# TOC pedal refurbish, or necessity is the motha of invention...



## bricycle (Dec 14, 2022)

Task:
Need to make a pedal cap (among other things)
I need a screwdriver slotted end dust cap for one of a pair of TOC pedals... nearly impossible, so make one pal... OK I will!
First I located a coaster axle nut (pushes on) that has same outside o.d. as original cap.
Next, I need to remove the "push-on" part... this is crimped in place. If aluminum, this is a cinch, but on nickel plated steel, not so much... 🤬
So, pry the crimping up with a small shirt pocket bladed screwdriver. You may need to grind down to fit under the crimping. Not easy, but with a lot of patience and some finagling, I got it lose and pulled it out.
Next, shape steel cover into shape of original nut.

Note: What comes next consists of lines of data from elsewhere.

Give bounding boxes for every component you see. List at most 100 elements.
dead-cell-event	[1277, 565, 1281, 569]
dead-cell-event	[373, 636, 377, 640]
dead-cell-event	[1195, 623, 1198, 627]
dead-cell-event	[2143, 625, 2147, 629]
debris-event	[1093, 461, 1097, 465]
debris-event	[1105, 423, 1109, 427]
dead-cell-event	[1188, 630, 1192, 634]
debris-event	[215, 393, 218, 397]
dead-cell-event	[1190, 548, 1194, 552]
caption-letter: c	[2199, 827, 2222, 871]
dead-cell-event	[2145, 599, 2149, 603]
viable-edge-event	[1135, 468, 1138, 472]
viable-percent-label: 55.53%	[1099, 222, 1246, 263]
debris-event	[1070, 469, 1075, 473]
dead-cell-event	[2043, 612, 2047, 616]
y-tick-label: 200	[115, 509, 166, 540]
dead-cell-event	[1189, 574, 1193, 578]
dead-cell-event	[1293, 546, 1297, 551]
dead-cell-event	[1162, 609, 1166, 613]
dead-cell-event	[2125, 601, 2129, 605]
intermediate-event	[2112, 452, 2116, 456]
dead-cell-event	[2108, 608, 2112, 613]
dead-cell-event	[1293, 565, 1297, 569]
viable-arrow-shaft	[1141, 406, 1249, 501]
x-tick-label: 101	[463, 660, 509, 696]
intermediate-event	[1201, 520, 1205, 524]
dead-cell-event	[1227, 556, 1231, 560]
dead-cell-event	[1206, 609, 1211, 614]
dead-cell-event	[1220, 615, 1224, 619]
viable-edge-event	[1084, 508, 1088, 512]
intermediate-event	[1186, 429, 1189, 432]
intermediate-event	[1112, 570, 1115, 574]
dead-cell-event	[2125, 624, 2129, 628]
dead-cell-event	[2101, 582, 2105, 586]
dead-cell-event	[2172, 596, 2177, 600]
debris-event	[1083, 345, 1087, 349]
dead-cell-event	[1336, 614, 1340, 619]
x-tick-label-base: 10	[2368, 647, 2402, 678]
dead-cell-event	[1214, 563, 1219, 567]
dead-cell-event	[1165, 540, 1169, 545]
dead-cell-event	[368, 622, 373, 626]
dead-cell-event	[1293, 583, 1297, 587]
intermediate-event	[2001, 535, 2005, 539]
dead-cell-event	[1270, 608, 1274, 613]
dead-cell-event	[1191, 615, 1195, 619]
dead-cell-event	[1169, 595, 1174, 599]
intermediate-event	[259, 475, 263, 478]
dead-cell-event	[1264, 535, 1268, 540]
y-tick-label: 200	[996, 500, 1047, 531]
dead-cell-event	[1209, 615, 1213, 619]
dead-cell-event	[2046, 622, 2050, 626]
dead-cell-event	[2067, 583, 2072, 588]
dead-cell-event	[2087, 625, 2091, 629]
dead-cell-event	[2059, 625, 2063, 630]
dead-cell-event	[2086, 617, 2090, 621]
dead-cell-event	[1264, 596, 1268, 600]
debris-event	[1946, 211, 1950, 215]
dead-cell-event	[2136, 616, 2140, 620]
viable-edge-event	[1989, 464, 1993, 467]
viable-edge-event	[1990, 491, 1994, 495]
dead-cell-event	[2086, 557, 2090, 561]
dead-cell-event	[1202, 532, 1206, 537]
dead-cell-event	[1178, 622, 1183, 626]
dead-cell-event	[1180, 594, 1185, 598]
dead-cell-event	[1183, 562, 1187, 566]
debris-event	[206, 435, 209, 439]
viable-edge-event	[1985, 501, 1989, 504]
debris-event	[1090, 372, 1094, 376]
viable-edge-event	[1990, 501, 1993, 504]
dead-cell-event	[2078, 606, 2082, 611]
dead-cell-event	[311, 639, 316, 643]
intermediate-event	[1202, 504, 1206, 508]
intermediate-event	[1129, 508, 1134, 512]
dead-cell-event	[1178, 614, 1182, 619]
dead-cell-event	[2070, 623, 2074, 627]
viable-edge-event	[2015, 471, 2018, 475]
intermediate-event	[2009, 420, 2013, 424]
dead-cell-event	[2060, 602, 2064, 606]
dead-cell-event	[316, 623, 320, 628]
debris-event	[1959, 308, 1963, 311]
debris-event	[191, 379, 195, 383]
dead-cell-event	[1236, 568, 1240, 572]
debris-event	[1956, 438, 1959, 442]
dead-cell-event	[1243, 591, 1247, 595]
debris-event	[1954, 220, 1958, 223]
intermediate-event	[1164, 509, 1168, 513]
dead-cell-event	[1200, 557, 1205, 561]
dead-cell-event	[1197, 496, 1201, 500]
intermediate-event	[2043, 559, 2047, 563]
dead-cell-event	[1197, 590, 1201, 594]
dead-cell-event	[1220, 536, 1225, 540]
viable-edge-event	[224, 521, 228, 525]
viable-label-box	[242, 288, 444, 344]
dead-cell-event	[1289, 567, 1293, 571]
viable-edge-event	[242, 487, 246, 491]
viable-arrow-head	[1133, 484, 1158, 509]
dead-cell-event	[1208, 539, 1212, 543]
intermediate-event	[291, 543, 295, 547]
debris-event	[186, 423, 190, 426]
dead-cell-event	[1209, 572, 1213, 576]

You will need end of 3/8" snap on ratchet wrench or similar or anything that is rounded and smooth. maybe a smaller size also for tip. Depending on strength of metal being shaped, you could possibly round off the end of a wooden broom/mop handle.
A plastic mallet works best, but you may also need a steel hammer as I did.
OK, with bottom flange and top of cap shaped how you like it, a screwdriver slot needs to be made. Cut out a slot on rounded broom handle end, place cap over this, then locate an extra large bladed screwdriver or similar shaped tool. Tap only enough to make a slot in cap surface (remember really just for looks as cap won't be threaded anyway!
Check base of homemade cup against original... you may need to enlarge or shrink as needed.
I had to shrink mine, so I cut off a 6" length of handlebar to tap cap into in order to shrink to correct diameter. Punch out of tube with tool/broom handle.
To enlarge, do more tapping over rounded ended tool again.
step framework straightened with needle nose pliers; Rethreading accomplished with old crank assy.

See my results:
before...




after...



Coaster wagon/buggy style "push nut"



insert that needed to come out... hardest part.























New cap just a bit shorter... not bad!


----------



## catfish (Dec 14, 2022)

Great job!


----------



## razinhellcustomz (Dec 17, 2022)

bricycle said:


> Task:
> Need to make a pedal cap (among other things)
> I need a screwdriver slotted end dust cap for one of a pair of TOC pedals... nearly impossible, so make one pal... OK I will!
> First I located a coaster axle nut (pushes on) that has same outside o.d. as original cap.
> ...



Nice work Brian... Looks FACTREE to me... RideOn...


----------